Sir Norman Moore, 1st Baronet FRCP (8 January 1847 – 30 November 1922) was a British doctor and historian of medicine.
Moore was born in Higher Broughton, Salford, Lancashire, in 1847. He was the only child of abolitionist and social reformer Rebecca Moore, née Fisher, of Limerick and the noted Irish political economist Robert Ross Rowan Moore. The couple had been estranged since before Norman's birth, and he was raised by Rebecca through the support of her circle of Liberal nonconformist friends at Manchester. He studied initially at Chorlton High School, but left at the age of 14 to work in a cotton mill. He studied at Owens College from 1862 until 1865, and then read natural sciences at St Catharine's College, Cambridge University, from 1865 to 1868, graduating in 1869. During his time in Cambridge he met and became friends with Francis Darwin, the son of Charles Darwin, and the Reverend Whitwell Elwin. During his childhood in Manchester he had developed a passion for walking, and had visited Ireland on a walking tour, cementing his affinity for the country's history, people and culture. In 1863 he had visited the natural history collection at Walton Hall, Wakefield, befriending the author and explorer Charles Waterton.

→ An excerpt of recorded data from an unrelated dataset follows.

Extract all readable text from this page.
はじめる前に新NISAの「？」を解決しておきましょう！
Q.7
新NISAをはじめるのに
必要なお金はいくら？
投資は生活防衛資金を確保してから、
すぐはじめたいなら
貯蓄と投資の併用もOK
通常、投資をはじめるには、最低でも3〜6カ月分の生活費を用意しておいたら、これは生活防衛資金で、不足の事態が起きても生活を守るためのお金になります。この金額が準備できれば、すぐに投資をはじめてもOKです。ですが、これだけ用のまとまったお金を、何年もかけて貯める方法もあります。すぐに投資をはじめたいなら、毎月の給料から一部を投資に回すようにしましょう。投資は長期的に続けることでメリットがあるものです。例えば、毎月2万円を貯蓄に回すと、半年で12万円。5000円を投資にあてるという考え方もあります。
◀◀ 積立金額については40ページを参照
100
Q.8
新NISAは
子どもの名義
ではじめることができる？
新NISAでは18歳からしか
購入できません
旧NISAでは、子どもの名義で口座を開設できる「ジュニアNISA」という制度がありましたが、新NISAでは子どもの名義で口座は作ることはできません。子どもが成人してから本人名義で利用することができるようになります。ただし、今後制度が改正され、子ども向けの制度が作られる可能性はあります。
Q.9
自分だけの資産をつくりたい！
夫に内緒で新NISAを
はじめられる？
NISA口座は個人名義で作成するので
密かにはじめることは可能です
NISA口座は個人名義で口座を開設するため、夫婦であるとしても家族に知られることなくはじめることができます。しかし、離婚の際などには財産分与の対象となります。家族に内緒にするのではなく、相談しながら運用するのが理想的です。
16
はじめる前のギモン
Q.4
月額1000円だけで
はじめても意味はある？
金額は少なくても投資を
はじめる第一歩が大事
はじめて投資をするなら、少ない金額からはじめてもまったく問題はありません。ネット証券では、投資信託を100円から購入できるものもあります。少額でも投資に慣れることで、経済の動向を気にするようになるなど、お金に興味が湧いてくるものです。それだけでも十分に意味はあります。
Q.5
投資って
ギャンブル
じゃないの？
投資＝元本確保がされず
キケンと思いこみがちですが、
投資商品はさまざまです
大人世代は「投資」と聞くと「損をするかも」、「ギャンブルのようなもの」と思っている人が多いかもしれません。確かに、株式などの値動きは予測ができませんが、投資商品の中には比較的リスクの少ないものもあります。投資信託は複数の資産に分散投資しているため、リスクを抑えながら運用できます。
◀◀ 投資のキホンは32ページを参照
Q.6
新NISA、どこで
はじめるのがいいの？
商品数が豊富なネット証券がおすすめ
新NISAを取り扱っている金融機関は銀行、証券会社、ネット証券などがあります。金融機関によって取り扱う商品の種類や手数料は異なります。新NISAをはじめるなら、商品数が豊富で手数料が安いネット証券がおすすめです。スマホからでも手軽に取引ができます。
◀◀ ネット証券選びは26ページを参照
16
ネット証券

Moore's friendship with Elwin, a former editor of the Quarterly Review, brought him into contact with important literary figures, including the publishers John Murray, father and son, author and critic Leslie Stephen, and Shakespearian scholar William James Craig. Moore's interest in natural history was influenced by his acquaintances with Alfred Newton, Richard Owen, and Charles Darwin. The recipient of an eight-year residential scholarship at St Catharine's, Moore was invited by university's anatomy professor George Murray Humphry, to assist in the establishment of the school of science at Cambridge. Moore however ran foul of St Catharine's master, the Reverend Charles Kirkby Robinson, during a minor scuffle in hall. Robinson rusticated Moore, leading to Moore's friend Elwin waging a pamphlet war on his behalf. Though Moore was allowed to sit his exams, he lost his scholarship, and in 1869 he enrolled at St Bartholomew's Hospital, London, to study comparative anatomy.